Of course both of these methods require us to know the approximate location of the buffer in the system memory!
How do we find this?
We find this by finding out where the current Stack Pointer is.
(Remember a stack pointer, amongst other things, is used to tell the EIP where to return to after a function has been completed), hence if we can control the stack pointer, we can control the EIP!!
In the snooker program them first place the stack will be telling the EIP to look at will be the start of the buffer, remember our shellcode is located in this buffer and we know how big the buffer is because we created it in our snooker program, so already we have a rough idea where our shellcode will be!
I feel it may be starting to get confusing, so I will break it all down:
1. Created a program that is susceptible to Buffer Overflows called Pool
2. Made Pool run with root privileges, so that, when we make it spawn a shell, the shell will have the same privileges (#root)
3. Created a program called Snooker, which gave pool a buffer, containing the shellcode to be executed.
4. Filled this buffer with NOP’s and Return Addresses, to maximise the chance of getting the shellcode to be run.
5. Found out where snookers buffer is by using the current stack pointer
6. We know how many bytes pool will take up, so when we coded (programmed) snooker we leave the first bytes free that pool will require to run, then we put some NOP’s to leave space between pool and our shellcode, this increases the %age of our shellcode executing
7. Filled the end of the buffer with return address that point to the NOP’s that are after pool.
So Pool overflows, the EIP will go where ever it likes in snookers buffer, if we are lucky it goes straight to the shellcode and spawns a root shell for us.
If we are unlucky it lands on a NOP, it then goes to the next NOP and the next and the next until it comes to our shell code and spawns a root shell!
Or, it land on a return address, which is telling it to go to either a NOP or if we are lucky again, the shellcode, if it goes to the shellcode, happy days we get a root shell, if it goes to a NOP, it slides down and down and down until low and behold….. yup, we get a root shell!

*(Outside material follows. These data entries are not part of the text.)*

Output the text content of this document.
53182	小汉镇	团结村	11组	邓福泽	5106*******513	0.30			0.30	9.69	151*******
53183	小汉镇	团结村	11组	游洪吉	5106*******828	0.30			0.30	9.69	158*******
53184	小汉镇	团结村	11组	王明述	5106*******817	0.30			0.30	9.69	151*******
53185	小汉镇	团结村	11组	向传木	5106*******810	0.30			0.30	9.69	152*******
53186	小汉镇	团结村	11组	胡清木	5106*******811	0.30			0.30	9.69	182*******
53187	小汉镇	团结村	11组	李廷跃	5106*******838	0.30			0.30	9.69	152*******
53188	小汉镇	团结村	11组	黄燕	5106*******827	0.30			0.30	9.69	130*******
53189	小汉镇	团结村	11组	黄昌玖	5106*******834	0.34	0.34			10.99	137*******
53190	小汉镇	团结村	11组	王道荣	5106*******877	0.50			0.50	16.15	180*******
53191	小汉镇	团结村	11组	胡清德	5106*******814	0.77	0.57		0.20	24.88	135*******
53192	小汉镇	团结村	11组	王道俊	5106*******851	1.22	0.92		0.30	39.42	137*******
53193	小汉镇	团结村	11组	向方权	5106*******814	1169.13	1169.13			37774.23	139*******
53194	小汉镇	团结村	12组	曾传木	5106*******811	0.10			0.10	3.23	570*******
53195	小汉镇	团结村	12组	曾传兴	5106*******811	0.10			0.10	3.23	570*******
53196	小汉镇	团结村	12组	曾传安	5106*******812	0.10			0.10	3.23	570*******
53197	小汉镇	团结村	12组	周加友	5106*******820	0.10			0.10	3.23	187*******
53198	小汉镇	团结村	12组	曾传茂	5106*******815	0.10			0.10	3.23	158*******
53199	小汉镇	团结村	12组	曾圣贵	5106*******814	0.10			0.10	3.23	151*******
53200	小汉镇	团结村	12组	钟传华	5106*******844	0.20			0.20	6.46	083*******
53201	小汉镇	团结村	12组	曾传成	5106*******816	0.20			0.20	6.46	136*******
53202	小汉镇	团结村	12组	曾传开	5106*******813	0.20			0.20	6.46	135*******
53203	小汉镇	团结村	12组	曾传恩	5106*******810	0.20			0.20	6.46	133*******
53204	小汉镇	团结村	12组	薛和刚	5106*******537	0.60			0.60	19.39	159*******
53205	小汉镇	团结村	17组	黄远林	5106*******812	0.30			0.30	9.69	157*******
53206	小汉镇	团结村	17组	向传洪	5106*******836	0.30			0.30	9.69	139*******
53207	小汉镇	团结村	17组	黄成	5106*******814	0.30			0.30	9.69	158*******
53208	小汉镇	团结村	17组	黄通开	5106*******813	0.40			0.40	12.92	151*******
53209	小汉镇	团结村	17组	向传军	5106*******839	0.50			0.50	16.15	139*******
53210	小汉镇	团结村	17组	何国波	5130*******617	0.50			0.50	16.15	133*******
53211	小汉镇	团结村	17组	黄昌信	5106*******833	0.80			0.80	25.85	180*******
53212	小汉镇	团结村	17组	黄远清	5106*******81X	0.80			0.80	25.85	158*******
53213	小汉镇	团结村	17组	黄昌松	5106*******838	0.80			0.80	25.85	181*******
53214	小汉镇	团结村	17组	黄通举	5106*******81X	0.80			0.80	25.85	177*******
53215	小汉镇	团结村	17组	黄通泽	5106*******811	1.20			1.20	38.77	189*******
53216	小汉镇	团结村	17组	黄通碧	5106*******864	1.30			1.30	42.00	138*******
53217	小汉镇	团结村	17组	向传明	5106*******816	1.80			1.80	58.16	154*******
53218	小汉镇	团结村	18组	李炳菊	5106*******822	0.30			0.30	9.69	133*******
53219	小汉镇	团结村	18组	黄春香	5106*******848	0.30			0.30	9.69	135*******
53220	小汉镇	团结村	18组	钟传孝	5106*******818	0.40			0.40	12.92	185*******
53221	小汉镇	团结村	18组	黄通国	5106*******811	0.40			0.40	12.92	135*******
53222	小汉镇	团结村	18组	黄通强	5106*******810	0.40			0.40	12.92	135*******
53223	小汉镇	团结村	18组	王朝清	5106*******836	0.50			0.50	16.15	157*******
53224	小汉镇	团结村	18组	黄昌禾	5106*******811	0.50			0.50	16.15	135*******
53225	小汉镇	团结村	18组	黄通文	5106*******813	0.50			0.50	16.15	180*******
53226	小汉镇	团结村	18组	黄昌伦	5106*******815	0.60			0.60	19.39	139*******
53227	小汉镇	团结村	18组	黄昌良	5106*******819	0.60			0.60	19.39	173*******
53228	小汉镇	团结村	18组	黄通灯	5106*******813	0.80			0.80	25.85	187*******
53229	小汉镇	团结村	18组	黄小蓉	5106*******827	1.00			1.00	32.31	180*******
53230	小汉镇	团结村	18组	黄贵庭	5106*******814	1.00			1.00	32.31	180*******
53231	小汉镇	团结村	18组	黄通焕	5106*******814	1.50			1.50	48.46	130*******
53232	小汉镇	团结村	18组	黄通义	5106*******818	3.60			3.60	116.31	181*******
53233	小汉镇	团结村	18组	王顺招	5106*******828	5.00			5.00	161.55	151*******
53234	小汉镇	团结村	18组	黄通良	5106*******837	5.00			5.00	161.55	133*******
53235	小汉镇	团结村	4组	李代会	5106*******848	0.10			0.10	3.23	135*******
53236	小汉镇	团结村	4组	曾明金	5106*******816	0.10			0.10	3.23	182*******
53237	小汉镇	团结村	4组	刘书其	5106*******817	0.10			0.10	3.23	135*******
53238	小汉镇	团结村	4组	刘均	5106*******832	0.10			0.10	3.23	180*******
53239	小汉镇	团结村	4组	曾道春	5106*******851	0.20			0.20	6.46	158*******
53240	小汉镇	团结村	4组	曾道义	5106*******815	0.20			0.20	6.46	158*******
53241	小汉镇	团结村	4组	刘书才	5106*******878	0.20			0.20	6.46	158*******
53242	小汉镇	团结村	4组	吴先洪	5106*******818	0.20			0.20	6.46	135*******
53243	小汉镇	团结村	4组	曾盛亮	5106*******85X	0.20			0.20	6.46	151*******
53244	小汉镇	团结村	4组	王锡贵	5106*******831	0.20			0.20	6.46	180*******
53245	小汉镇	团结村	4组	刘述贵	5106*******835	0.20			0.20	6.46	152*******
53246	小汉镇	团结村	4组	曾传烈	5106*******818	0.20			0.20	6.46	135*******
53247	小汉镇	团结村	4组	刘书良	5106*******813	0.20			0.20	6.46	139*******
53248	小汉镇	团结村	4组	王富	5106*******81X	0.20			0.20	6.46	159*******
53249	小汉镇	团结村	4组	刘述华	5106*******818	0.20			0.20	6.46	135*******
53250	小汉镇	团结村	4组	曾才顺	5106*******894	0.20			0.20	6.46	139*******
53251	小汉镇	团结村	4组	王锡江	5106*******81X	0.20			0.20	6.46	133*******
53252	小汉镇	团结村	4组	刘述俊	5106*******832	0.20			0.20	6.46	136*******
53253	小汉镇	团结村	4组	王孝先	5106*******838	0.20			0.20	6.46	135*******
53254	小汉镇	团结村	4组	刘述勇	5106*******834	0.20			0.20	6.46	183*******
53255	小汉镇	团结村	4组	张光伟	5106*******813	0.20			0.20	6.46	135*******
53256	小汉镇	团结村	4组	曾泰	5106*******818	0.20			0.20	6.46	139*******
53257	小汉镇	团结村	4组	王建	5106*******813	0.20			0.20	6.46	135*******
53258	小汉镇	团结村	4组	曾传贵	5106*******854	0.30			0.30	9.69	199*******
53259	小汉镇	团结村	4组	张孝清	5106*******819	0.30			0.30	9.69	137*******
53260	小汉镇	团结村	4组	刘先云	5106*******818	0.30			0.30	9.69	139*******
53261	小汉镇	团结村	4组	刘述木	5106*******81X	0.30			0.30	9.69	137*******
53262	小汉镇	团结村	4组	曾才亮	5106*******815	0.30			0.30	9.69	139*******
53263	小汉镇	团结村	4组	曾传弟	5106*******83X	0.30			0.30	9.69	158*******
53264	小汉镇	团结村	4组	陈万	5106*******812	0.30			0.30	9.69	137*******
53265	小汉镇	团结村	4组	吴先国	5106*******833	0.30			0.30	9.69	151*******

Did it make scene to anyone??
•This is a very very simplified version of it.
•There is a bit more to finding our buffer using stack pointer offsets, but I will cover this in a future tutorial!
•Again I have took liberties with memory addressing, just to keep it simple
•In Part 1 Snooker was called vuln but I felt like renaming it for this tut!
•I have has a few pm’s from people asking how to compile the code from my last tutorial, hence my next one will be about how to do that using Linux and a Windows based compiler.
Please bear in mind that this is a simplified version and liberties have been taken!
I hope you enjoyed reading it and maybe learnt something from it; I’m now off to buy me a big bottle of JD as I’ve drank a whole one whilst typing this! (Thank god for spell checkers!)